My mum was born in 1946, so is a baby boomer.
I don't think she had life easy. Her dad had been a prisoner of war in Japan, so had a lot of "baggage" which didn't make their life easy. He had been a miner before the war, but after being made to work underground in Japan he developed a fear of it and so couldn't go back to work there. He had to take a lower paid job instead, so they weren't as well off.
My mum was bright, she passed a scholarship exam to public school, but couldn't go as her parents couldn't afford the "extras". She went to the Grammar school instead.
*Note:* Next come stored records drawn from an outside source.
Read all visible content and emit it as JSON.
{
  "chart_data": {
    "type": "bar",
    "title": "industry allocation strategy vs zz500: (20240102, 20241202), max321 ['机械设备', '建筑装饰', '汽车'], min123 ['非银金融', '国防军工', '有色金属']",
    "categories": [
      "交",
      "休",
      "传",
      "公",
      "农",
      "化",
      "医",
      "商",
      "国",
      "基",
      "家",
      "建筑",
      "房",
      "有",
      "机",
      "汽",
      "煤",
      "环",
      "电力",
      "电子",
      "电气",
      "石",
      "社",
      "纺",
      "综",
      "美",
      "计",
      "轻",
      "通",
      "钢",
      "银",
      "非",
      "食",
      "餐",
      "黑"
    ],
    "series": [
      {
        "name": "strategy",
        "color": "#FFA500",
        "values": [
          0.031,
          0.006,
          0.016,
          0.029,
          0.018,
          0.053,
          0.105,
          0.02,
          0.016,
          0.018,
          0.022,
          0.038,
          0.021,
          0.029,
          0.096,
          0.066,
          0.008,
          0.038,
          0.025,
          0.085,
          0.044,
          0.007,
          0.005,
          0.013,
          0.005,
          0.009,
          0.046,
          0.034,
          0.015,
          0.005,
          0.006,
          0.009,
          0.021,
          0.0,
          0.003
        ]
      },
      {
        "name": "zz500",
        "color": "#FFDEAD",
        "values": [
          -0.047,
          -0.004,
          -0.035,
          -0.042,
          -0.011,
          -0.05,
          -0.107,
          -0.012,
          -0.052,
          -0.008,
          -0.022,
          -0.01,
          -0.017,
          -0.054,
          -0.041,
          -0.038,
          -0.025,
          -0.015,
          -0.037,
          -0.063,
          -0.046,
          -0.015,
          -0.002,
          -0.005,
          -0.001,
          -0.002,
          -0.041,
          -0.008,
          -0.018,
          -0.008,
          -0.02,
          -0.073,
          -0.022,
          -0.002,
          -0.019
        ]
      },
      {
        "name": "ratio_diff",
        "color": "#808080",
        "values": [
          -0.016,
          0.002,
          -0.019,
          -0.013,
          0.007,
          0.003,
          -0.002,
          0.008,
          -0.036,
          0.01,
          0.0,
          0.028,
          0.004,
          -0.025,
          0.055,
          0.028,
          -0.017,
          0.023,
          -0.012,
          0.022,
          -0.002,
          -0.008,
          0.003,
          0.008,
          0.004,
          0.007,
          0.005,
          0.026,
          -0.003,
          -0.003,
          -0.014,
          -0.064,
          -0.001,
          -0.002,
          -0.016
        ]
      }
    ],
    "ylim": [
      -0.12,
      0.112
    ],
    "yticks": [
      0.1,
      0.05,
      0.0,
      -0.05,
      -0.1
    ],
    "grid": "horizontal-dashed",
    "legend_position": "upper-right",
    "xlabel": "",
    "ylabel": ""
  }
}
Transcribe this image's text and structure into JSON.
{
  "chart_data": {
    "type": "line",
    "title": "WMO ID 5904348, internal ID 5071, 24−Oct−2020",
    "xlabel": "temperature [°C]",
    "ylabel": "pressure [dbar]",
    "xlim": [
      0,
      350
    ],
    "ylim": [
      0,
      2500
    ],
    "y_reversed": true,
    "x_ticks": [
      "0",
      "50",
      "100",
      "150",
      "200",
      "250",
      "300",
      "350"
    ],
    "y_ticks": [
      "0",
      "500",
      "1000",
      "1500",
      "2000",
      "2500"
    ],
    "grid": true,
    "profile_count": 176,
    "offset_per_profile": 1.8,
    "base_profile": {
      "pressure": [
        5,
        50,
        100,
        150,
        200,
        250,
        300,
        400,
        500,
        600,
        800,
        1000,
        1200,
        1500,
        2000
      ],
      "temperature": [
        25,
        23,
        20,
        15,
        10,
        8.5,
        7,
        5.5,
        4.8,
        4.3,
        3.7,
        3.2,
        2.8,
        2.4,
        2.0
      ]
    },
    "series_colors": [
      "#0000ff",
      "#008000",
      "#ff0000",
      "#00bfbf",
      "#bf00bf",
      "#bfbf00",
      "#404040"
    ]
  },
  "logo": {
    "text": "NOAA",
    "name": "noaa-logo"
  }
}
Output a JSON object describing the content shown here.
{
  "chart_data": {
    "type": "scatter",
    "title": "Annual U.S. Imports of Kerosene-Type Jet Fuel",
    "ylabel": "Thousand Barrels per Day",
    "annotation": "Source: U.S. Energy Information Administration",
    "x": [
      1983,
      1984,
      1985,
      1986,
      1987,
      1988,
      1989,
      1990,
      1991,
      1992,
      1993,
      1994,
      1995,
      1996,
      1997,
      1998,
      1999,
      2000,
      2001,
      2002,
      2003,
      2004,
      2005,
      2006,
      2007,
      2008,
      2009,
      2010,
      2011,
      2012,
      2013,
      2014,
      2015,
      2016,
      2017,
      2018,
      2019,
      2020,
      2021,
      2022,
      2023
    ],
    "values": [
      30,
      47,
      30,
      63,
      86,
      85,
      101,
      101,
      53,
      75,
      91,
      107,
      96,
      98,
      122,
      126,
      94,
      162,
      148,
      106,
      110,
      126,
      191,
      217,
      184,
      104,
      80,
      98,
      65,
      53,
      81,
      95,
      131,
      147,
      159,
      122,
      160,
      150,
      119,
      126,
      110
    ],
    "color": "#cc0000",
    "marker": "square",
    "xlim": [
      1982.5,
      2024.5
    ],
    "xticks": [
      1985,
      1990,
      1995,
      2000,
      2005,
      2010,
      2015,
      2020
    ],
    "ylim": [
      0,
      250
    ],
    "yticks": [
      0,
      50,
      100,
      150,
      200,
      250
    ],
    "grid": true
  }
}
She got good O levels, and her headmistress wanted her to stay on to do A levels (she would have loved to have gone to university and studied Archeology) but her parents couldn't afford for her to stay on so she had to leave and take a job in an accounts office.
She did well in her job and was working her way up, but then she got married and had children, which put a stop to that! Employers were entirely inflexible if you had children in the 1970s.
She eventually gave up and became a housewife. Which she was happy doing, but I always felt that she wanted more.
In contrast, I had lots of opportunities. It didn't matter that we weren't enormously well off, I stayed on at school and did A levels and went to university (with a grant). I left school and got a good job, bought a house... the fact that I had children had very little impact on the way employers treat me. I have far more choices, I am working PT at the moment through choice as I want to be around for my children, but I can fairly easily go back to FT as they get older.
So I don't think that my mum had it easier than me.